From the above figure we see that the y-axis passes through the sides AC and BC.
Now we will substitute $(0,\beta )$ in the equation of side AC, i.e.,
$4y+x-14=0$
We get,
$4(\beta )+0-14=0$
$4\beta =14$
$\beta =\dfrac{14}{4}$
$\beta =\dfrac{7}{2}$
So the point of intersection of the y-axis and side AC is $\left( 0,\dfrac{7}{2} \right)$.
Similarly, we will substitute $(0,\beta )$ in the equation of side BC, i.e.,
$3y-2x-5=0$
We get,
$3\beta -2(0)-5=0$
$3\beta =5$
$\beta =\dfrac{5}{3}$
So, the point of intersection of the y-axis and side BC is $\left( 0,\dfrac{5}{3} \right)$.

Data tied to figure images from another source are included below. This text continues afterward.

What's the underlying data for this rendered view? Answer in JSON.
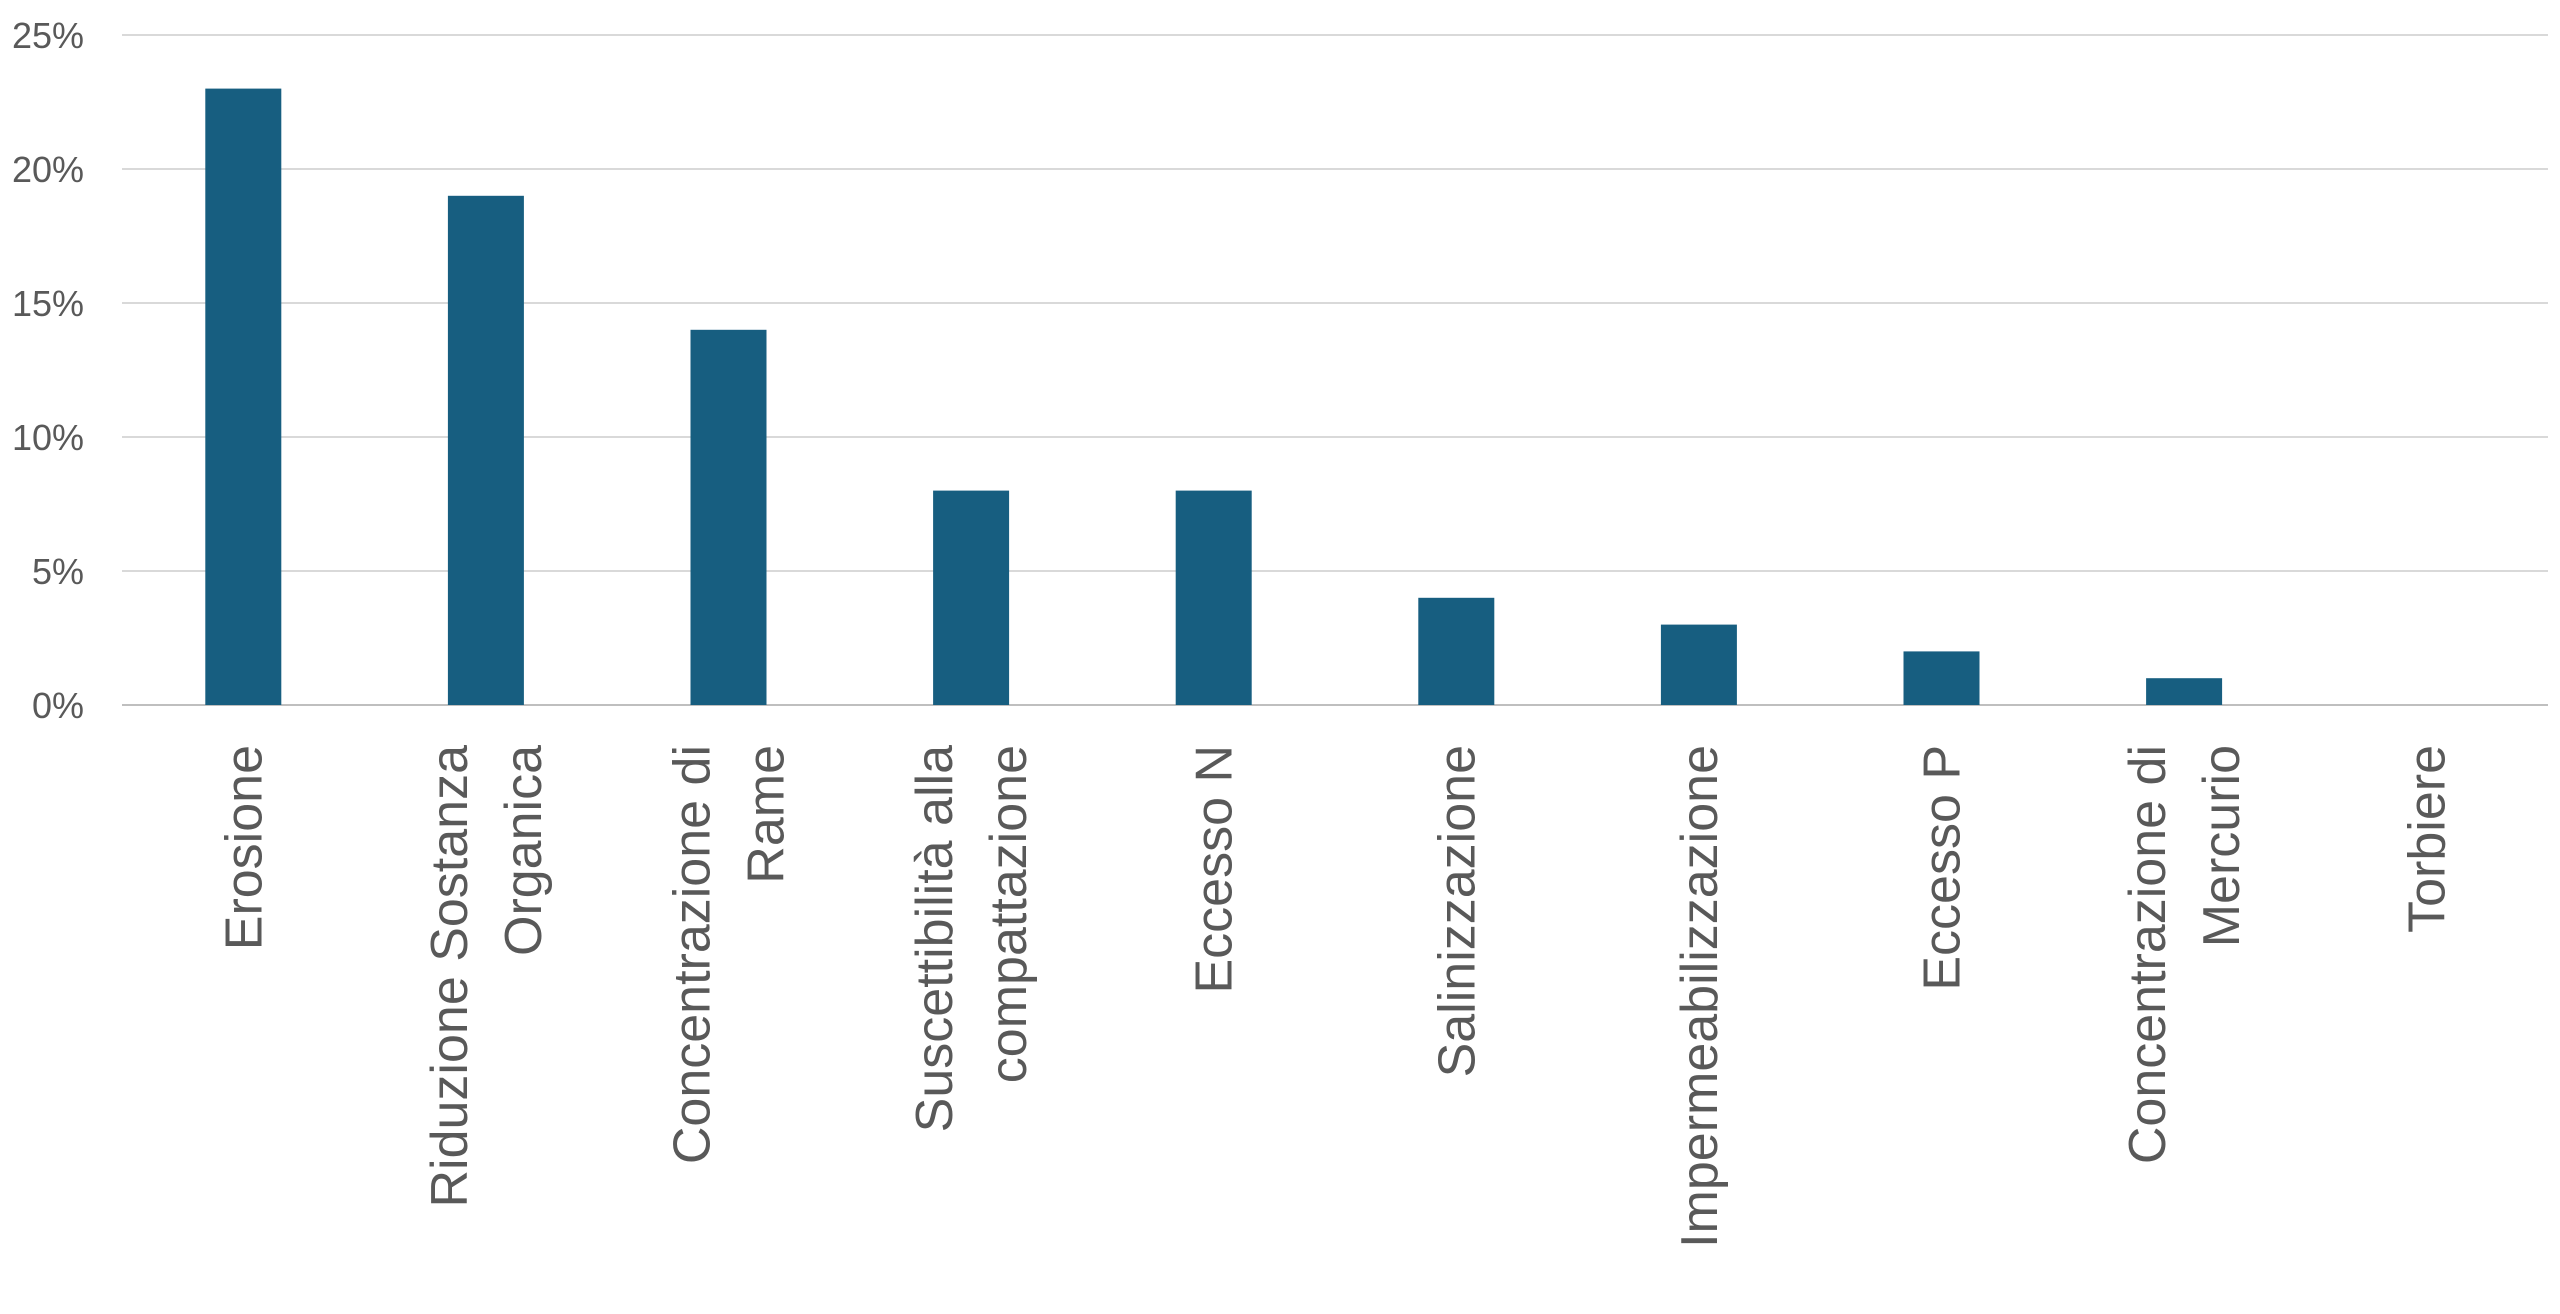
{
  "chart_data": {
    "type": "bar",
    "categories": [
      [
        "Erosione"
      ],
      [
        "Riduzione Sostanza",
        "Organica"
      ],
      [
        "Concentrazione di",
        "Rame"
      ],
      [
        "Suscettibilità alla",
        "compattazione"
      ],
      [
        "Eccesso N"
      ],
      [
        "Salinizzazione"
      ],
      [
        "Impermeabilizzazione"
      ],
      [
        "Eccesso P"
      ],
      [
        "Concentrazione di",
        "Mercurio"
      ],
      [
        "Torbiere"
      ]
    ],
    "values": [
      23,
      19,
      14,
      8,
      8,
      4,
      3,
      2,
      1,
      0
    ],
    "ylim": [
      0,
      25
    ],
    "yticks": [
      0,
      5,
      10,
      15,
      20,
      25
    ],
    "ytick_labels": [
      "0%",
      "5%",
      "10%",
      "15%",
      "20%",
      "25%"
    ],
    "title": "",
    "xlabel": "",
    "ylabel": "",
    "grid": true,
    "bar_color": "#175e80",
    "label_color": "#595959"
  }
}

Now as the given point lies on y-axis as well as on or inside of the triangle, so all the points between $\left( 0,\dfrac{5}{3} \right)$and $\left( 0,\dfrac{7}{2} \right)$, will satisfy the condition.
So, the value of $\beta$ will be,
$\dfrac{5}{3}\le \beta \le \dfrac{7}{2}$
Hence, the correct answer is option (c).
Note: Here we can solve for the vertices of the triangle from the given equations of the sides. Then find the value of $\beta$. But it will be a lengthy process.